We find no error in the admission of the exhibits in evidence.

The injured party testified that the pistol (state’s exhibit #1) was similar to the one used by appellant in attempting the robbery. The witness Loverdi swore that the exhibit was the same gun which he sold to appellant. The lack of positive identification of the pistol by the injured party affected its weight rather than its admissibility. Wilson v.
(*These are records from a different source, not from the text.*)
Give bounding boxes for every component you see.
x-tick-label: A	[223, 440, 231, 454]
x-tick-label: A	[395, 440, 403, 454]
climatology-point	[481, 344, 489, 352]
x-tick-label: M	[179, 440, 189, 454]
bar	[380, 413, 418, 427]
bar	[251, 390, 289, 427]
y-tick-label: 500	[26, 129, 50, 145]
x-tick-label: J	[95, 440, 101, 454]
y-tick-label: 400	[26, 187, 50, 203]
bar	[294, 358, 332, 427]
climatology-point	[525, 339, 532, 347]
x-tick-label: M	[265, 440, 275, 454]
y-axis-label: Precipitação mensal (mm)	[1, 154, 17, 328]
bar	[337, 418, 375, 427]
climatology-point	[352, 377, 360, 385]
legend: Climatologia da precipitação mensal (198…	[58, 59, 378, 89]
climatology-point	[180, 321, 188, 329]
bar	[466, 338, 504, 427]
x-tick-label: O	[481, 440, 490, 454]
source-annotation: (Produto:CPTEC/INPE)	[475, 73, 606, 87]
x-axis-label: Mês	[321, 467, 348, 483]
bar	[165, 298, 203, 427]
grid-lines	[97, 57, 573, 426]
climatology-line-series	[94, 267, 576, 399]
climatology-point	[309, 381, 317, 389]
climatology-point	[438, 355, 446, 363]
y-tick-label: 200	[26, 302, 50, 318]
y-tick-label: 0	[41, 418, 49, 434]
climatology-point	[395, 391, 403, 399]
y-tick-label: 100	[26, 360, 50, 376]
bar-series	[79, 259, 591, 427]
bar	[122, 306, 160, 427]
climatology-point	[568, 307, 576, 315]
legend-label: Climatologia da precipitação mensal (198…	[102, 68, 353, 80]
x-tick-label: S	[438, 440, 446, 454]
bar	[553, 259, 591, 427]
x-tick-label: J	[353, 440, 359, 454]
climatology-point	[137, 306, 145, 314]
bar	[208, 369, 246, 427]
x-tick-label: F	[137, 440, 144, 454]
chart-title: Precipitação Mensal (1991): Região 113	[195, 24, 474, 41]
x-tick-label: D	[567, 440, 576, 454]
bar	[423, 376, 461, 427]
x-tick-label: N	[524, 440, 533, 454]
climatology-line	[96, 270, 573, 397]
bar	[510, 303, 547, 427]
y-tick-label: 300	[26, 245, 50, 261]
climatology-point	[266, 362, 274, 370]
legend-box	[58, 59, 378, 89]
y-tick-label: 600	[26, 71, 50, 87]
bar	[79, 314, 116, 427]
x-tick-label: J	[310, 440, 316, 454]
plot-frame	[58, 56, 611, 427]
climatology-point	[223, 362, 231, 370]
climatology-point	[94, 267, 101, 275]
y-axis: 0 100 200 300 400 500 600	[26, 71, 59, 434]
State, 163 Tex.Cr.R. 202, 289 S.W.2d 597.

With reference to state’s exhibit #2, the witness Loverdi swore that it was the sales slip which he made out in appellant’s presence at the time he purchased the pistol and that he furnished appellant with a copy of the same. The witness further swore that he sold the pistol to appellant in a business transaction with the Freeway Gun Shop, where the witness was employed. The sales slip appears to have been made in the regular course of business and was properly admitted as a business record, under the provisions of Art. 3737e, supra, as an exception to the hearsay rule.

Our conclusion that the sales slip was properly admitted in evidence as a business record disposes of appellant’s remaining contention that the judgment should be reversed because the conviction is based upon hearsay evidence.

The judgment is affirmed.

Opinion approved by the Court.

ON STATE'S MOTION TO ABATE APPEAL

WOODLEY, Presiding Judge.

The state moves that pursuant to Section 5 of Article 932b V.A.C.C.P. we abate and suspend all proceeding in this cause for the reason that subsequent to our affirming the conviction, the appellant was found insane by a jury in the trial court and was committed to the Rusk State Hospital.

Section 5 of Article 932b, V.A.C.C.P., provides:

“When a defendant is found to be insane and committed to a State mental hospital under this Chapter, all further proceedings in the case against him shall be suspended until he becomes sane, except that upon motion of a defendant’s counsel an appeal from a conviction may be prosecuted.”

Appellant’s counsel filed no motion for rehearing but has filed his objection to the appeal being abated or the proceedings suspended. He takes the position that the appeal has been terminated and that mandate should issue.

The provisions of Sec. 17 of Article 932-1, V.A.C.C.P., and Art. 34 V.A.P.C. relating to credit on sentence for time a defendant is confined in a state mental hospital suggest ample reason for his counsel’s opposition to the abatement of the appeal.

The state’s motion is overruled and the Clerk is directed to issue mandate.